【シンガポール=吉村英輝】フィリピンのドゥテルテ大統領は、昨年6月の大統領就任後、同盟国の米国から距離を置く一方、南シナ海問題の「棚上げ」に応じる“見返り”に中国から巨額の経済支援を得るなど、外交巧者ぶりをみせてきた。だが、おひざ元の南部ミンダナオ島でイスラム過激派との紛争が発生。主要政策に掲げた「麻薬戦争」も行き詰まり、路線転換を強いられている。

 ドゥテルテ氏は訪日に先立つ29日夜、来月中旬に東南アジア諸国連合(ASEAN)関連首脳会議が開かれるフィリピンを訪問するトランプ米大統領について「(自分と)同じ調子でしゃべる」と東西の“暴言王”を自認しつつ、「重要な指導者として迎える」と初会談に意欲を示した。オバマ前大統領を罵倒した態度を修正しつつあるかに見える。

 ミンダナオ島マラウイの過激派掃討作戦では、同島で長年、協力関係を構築してきた米軍が実力を発揮。無人機の偵察などによる情報に基づき、慣れない市街戦に勝利した。
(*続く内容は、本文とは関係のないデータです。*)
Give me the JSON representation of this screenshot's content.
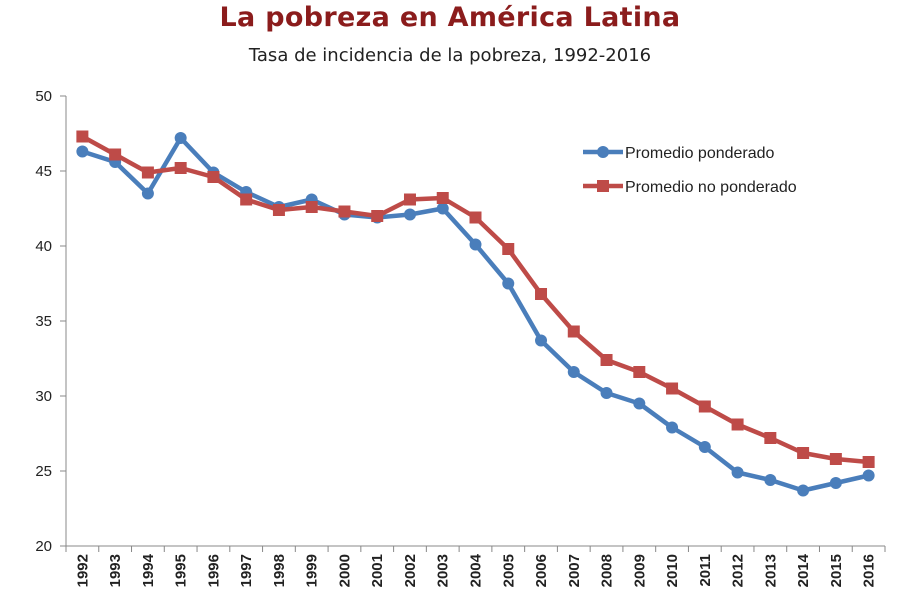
{
  "chart_data": {
    "type": "line",
    "title": "La pobreza en América Latina",
    "subtitle": "Tasa de incidencia de la pobreza, 1992-2016",
    "xlabel": "",
    "ylabel": "",
    "ylim": [
      20,
      50
    ],
    "yticks": [
      "20",
      "25",
      "30",
      "35",
      "40",
      "45",
      "50"
    ],
    "grid": false,
    "legend_position": "top-right",
    "categories": [
      "1992",
      "1993",
      "1994",
      "1995",
      "1996",
      "1997",
      "1998",
      "1999",
      "2000",
      "2001",
      "2002",
      "2003",
      "2004",
      "2005",
      "2006",
      "2007",
      "2008",
      "2009",
      "2010",
      "2011",
      "2012",
      "2013",
      "2014",
      "2015",
      "2016"
    ],
    "series": [
      {
        "name": "Promedio ponderado",
        "color": "#4a7ebb",
        "marker": "circle",
        "values": [
          46.3,
          45.6,
          43.5,
          47.2,
          44.9,
          43.6,
          42.6,
          43.1,
          42.1,
          41.9,
          42.1,
          42.5,
          40.1,
          37.5,
          33.7,
          31.6,
          30.2,
          29.5,
          27.9,
          26.6,
          24.9,
          24.4,
          23.7,
          24.2,
          24.7
        ]
      },
      {
        "name": "Promedio no ponderado",
        "color": "#be4b48",
        "marker": "square",
        "values": [
          47.3,
          46.1,
          44.9,
          45.2,
          44.6,
          43.1,
          42.4,
          42.6,
          42.3,
          42.0,
          43.1,
          43.2,
          41.9,
          39.8,
          36.8,
          34.3,
          32.4,
          31.6,
          30.5,
          29.3,
          28.1,
          27.2,
          26.2,
          25.8,
          25.6
        ]
      }
    ]
  }
}
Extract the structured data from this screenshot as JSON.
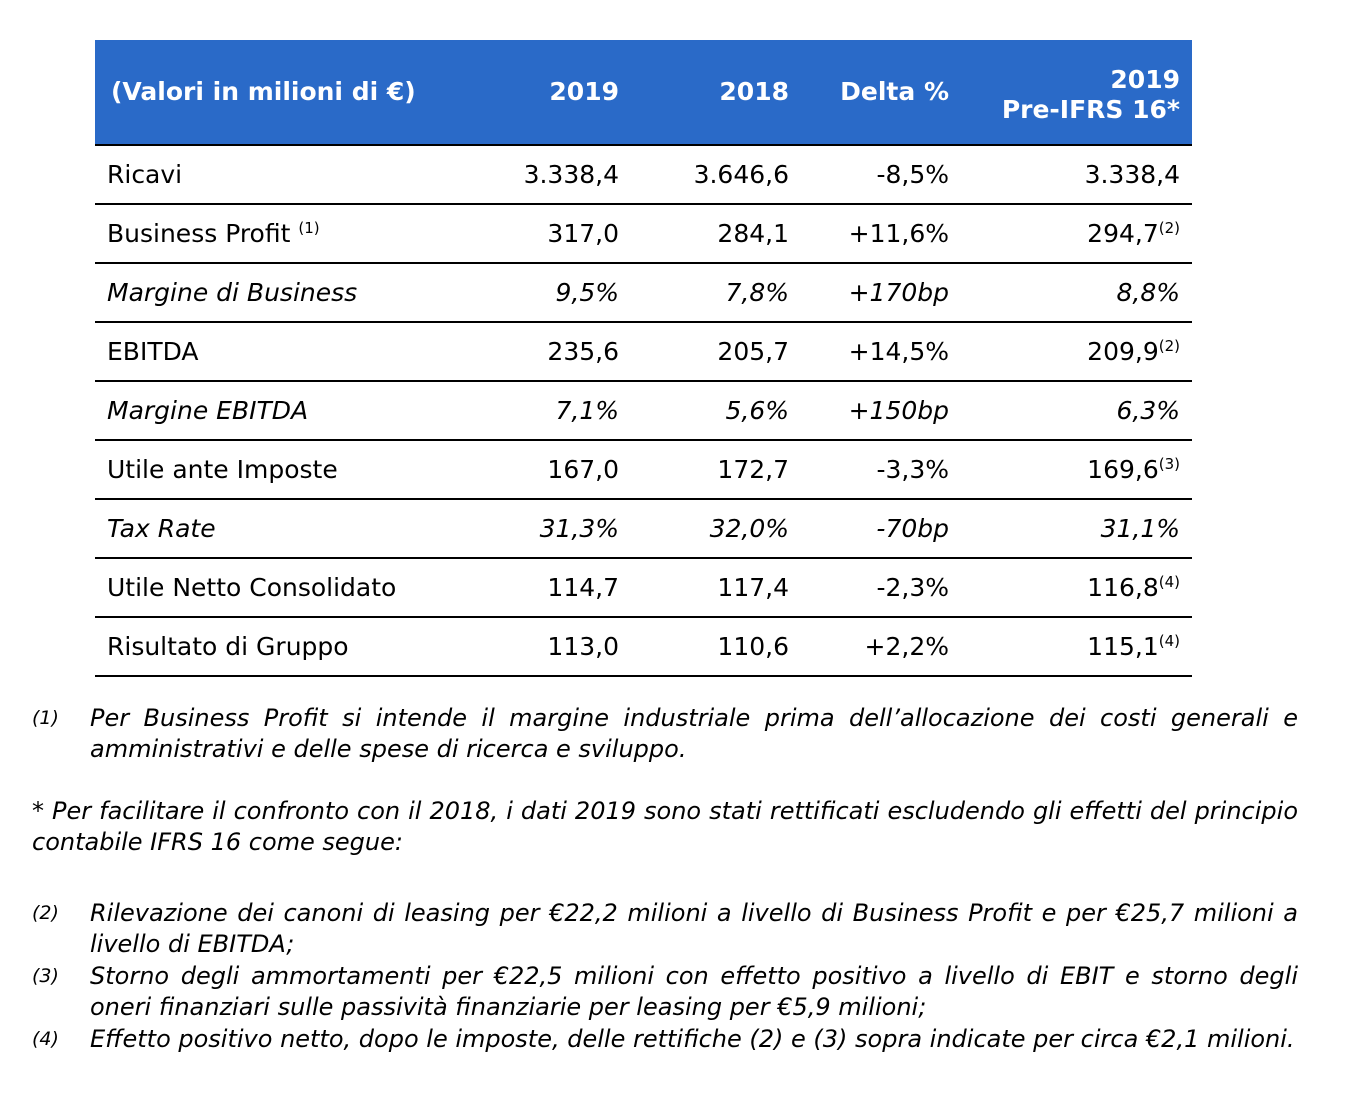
{
  "table": {
    "headers": {
      "label": "(Valori in milioni di €)",
      "c2019": "2019",
      "c2018": "2018",
      "delta": "Delta %",
      "pre_line1": "2019",
      "pre_line2": "Pre-IFRS 16*"
    },
    "rows": [
      {
        "label": "Ricavi",
        "label_sup": "",
        "v2019": "3.338,4",
        "v2018": "3.646,6",
        "delta": "-8,5%",
        "pre": "3.338,4",
        "pre_sup": "",
        "italic": false
      },
      {
        "label": "Business Profit",
        "label_sup": "(1)",
        "v2019": "317,0",
        "v2018": "284,1",
        "delta": "+11,6%",
        "pre": "294,7",
        "pre_sup": "(2)",
        "italic": false
      },
      {
        "label": "Margine di Business",
        "label_sup": "",
        "v2019": "9,5%",
        "v2018": "7,8%",
        "delta": "+170bp",
        "pre": "8,8%",
        "pre_sup": "",
        "italic": true
      },
      {
        "label": "EBITDA",
        "label_sup": "",
        "v2019": "235,6",
        "v2018": "205,7",
        "delta": "+14,5%",
        "pre": "209,9",
        "pre_sup": "(2)",
        "italic": false
      },
      {
        "label": "Margine EBITDA",
        "label_sup": "",
        "v2019": "7,1%",
        "v2018": "5,6%",
        "delta": "+150bp",
        "pre": "6,3%",
        "pre_sup": "",
        "italic": true
      },
      {
        "label": "Utile ante Imposte",
        "label_sup": "",
        "v2019": "167,0",
        "v2018": "172,7",
        "delta": "-3,3%",
        "pre": "169,6",
        "pre_sup": "(3)",
        "italic": false
      },
      {
        "label": "Tax Rate",
        "label_sup": "",
        "v2019": "31,3%",
        "v2018": "32,0%",
        "delta": "-70bp",
        "pre": "31,1%",
        "pre_sup": "",
        "italic": true
      },
      {
        "label": "Utile Netto Consolidato",
        "label_sup": "",
        "v2019": "114,7",
        "v2018": "117,4",
        "delta": "-2,3%",
        "pre": "116,8",
        "pre_sup": "(4)",
        "italic": false
      },
      {
        "label": "Risultato di Gruppo",
        "label_sup": "",
        "v2019": "113,0",
        "v2018": "110,6",
        "delta": "+2,2%",
        "pre": "115,1",
        "pre_sup": "(4)",
        "italic": false
      }
    ]
  },
  "notes": {
    "note1": {
      "mark": "(1)",
      "text": "Per Business Profit si intende il margine industriale prima dell’allocazione dei costi generali e amministrativi e delle spese di ricerca e sviluppo."
    },
    "star": "* Per facilitare il confronto con il 2018, i dati 2019 sono stati rettificati escludendo gli effetti del principio contabile IFRS 16 come segue:",
    "adjustments": [
      {
        "mark": "(2)",
        "text": "Rilevazione dei canoni di leasing per €22,2 milioni a livello di Business Profit e per €25,7 milioni a livello di EBITDA;"
      },
      {
        "mark": "(3)",
        "text": "Storno degli ammortamenti per €22,5 milioni con effetto positivo a livello di EBIT e storno degli oneri finanziari sulle passività finanziarie per leasing per €5,9 milioni;"
      },
      {
        "mark": "(4)",
        "text": "Effetto positivo netto, dopo le imposte, delle rettifiche (2) e (3) sopra indicate per circa €2,1 milioni."
      }
    ]
  },
  "colors": {
    "header_bg": "#2a6ac8",
    "header_text": "#ffffff",
    "rule": "#000000"
  }
}
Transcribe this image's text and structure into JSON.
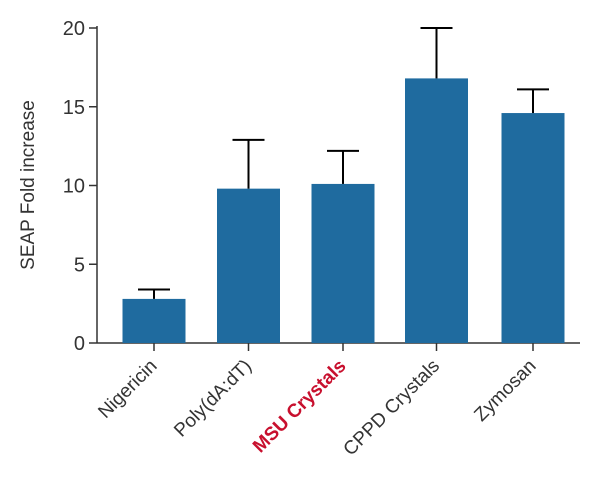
{
  "chart_data": {
    "type": "bar",
    "title": "",
    "xlabel": "",
    "ylabel": "SEAP Fold increase",
    "ylim": [
      0,
      20
    ],
    "yticks": [
      0,
      5,
      10,
      15,
      20
    ],
    "grid": false,
    "categories": [
      "Nigericin",
      "Poly(dA:dT)",
      "MSU Crystals",
      "CPPD Crystals",
      "Zymosan"
    ],
    "values": [
      2.8,
      9.8,
      10.1,
      16.8,
      14.6
    ],
    "error_upper": [
      0.6,
      3.1,
      2.1,
      3.2,
      1.5
    ],
    "highlighted_category": "MSU Crystals",
    "colors": {
      "bar": "#1f6b9f",
      "error_bar": "#000000",
      "axis": "#333333",
      "tick_label": "#333333",
      "highlight_label": "#c8102e"
    }
  }
}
 ただ、トランプ氏は、来月14日予定の東アジア首脳会議(EAS)は「日程の都合」で欠席する見通しだ。フィリピンを含めた対アジア政策は見通せない。

 一方、中国側では、南シナ海問題などで日本の立場も支持するドゥテルテ氏に懐疑的な見方が強まり、「二枚舌でまた金をだまし取られる」(中国メディア)との警戒論も出ている。

 国内では「庶民派」として慕われるドゥテルテ氏だが、7〜9月期の支持率調査では、「満足」が67%と前回調査から11ポイント低下。看板政策の「麻薬戦争」の超法規的殺人に未成年者が巻き込まれる事態に不満が向かい、作戦から警察を外す方針転換に迫られた。

 掃討作戦で壊滅状態となったマラウイでは、一部で住民の帰還が始まった。復興の成否は政権への信任に直結し、「比全体に深刻な影響を与える」(ドゥテルテ氏)が、費用は巨額。米中の支援が不透明な中、最大の援助国で輸出先や対内直接投資でも1位の日本への期待が高まっている。